Часть 2
17 декабря 2023 г. в 20:25
У него всё так просто.
Он жаждал власти, он жаждал силы, он жаждал поклонения и принятия. По-человечески. Пусть даже его желание было возведено в абсолют — золотыми руками и тьмой холодных глаз, но всё это — по-человечески просто. Он больной где-то в сердце, хотя голова его прекрасна, потрясающа, как механизм, машина, подчинённая гениальной воле.
И всё же иногда её брала злость.
Это так просто; его не терзали ночами кошмары, посылаемые божеством, его рот не наполнялся кровью, его руки не превращались в чудовищные конечности с когтями, его ладони не дрожали, его магия не пыталась сожрать его, его мир не превращался в круговорот пульсирующего безумия. Она чувствовала, как божественное наследие скользило по её коже и проникало в вены; когда её босые ступни опускались на землю, она чувствовала, что она, само её существо взывает к смерти и мир отвечает ей болезненной агонией жажды выжить. Мир желал её отторгнуть, как паразита, как болезнь, когда она протягивала к нему свои руки.
А Горташ дарил краткую, обворожительную усмешку человека, который всё держит под контролем, и всё сходило ему с рук; Горташ двигался между струн мира и успевал связывать их в узел.
Он человек — напомнила она себе, и её заострённые уши едва заметно вздрогнули.
Аэлла — она пробовала на вкус своё имя и не прекращала повторять его про себя с тех пор, как он ей его подарил, она слегка почти прикусывала язык, почти переходила на шипение, когда имя обрывалось — была уверена, что Горташ просто сократил какое-то эльфийское имя до удобоваримого человеческому слуху. Она не против. Это всё ещё её имя, её собственное, не принадлежащее Баалу. Её кровь, её воля, её руки и её магия принадлежали Отцу, но имя — по имени её звал только Энвер Горташ. Энвер Горташ был единственным, кто обращался к ней, как к человеку. Она отталкивала других людей не внешностью, но невыразимой аурой неприятной, удушающей опасности, а Горташ ухмылялся, когда она появлялась в его дверях.
И приглашающе кивал к своему столу, протягивая руку.
Когда его потрескавшиеся губы прикасались к её ладони и она чувствовала его чуть шершавую щеку кожей, что-то внутри неё переворачивалось.

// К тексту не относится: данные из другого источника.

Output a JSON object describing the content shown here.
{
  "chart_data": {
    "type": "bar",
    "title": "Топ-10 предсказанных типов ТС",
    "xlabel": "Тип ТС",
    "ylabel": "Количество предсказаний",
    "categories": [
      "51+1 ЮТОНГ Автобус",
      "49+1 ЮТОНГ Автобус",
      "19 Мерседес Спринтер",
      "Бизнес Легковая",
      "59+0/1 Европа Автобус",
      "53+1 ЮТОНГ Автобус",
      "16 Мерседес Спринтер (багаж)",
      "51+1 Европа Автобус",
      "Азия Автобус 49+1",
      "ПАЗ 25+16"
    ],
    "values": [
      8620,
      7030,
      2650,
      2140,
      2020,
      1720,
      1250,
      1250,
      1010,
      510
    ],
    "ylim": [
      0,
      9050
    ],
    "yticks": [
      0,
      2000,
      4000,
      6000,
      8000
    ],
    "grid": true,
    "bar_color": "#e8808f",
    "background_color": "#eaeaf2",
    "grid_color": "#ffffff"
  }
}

Если бы он хотел корону, она бы вырвала её зубами у кого угодно.
Если бы он хотел мир, она бы стояла за его плечом.
Если он хотел...
— На колени, — коротко и сухо приказал будущий великий герцог.
И Аэлла, не отводя взгляда от его лица, опустилась на ковер. Его ладонь за её ухом, большой палец огладил уголок губы, нажал и провёл по скуле, и она сощурила глаза.
Он был хозяином чудовища, но разве может быть у чудовища имя?
Она слегка склонила голову и прижалась лбом к его пальцам, скрытым под золотой перчаткой. Что-то в груди сжалось, словно бы заели шестерёнки, и Горташ тоже замер, и мир, должно быть, содрогнулся.
Она чувствовала, что он хотел что-то сказать, она знала, что он не мог отвести взгляд. Она гадала — бывало ли ему страшно рядом с ней? Она гадала — сколько раз он должен был увидеть стеклянные глаза, поглощённые волей Баала, чтобы его лицо исказилось от ужаса? Воля Отца свернулась в ней тугим узлом, подталкивая, но она сглотнула это тошнотворное чувство и приняла эту новую волну боли, ударившую о рёбра. Она пропустила момент, когда Горташ склонился над ней, и почувствовала горячее дыхание на своей макушке.
— Мы с тобой... — низко и тихо сказал он, словно сбился, и так и не договорил.
В кабинете было слишком тихо, и она чего-то ждала. Аэлла знала, что от ощущения власти у него менялась манера двигаться, и даже его голос становился тише, глубже, сильнее. Но когда Горташ молчал, его присутствие давило даже сильнее.
Горташ провел по шраму под её глазом подушечкой пальца, и его движение застыло на нём, будто он о чем-то раздумывал. Маленькое последствие одного из первых (первом, о котором она помнила, но судя по тому, что говорил Саревок, если бы оно было таким на самом деле — было бы намного хуже) превращений в чудовище. Кажется, она пыталась расцарапать своё лицо, когда услышала хруст своих костей.
— Скажи мне, дорогая, — голос Горташа обещал ей не мир, но целый план, — чего ты хочешь?
Его лицо приобрело почти угрожающе довольное выражение. Он задыхался, почему-то поняла она.
— И мы это получим.
Аэлла рассмеялась.
Глупый, глупый бэйнит, играющий с огнём и смертью. Её губы коснулись золота, окольцовывающего его пальцы, и она услышала судорожный вздох.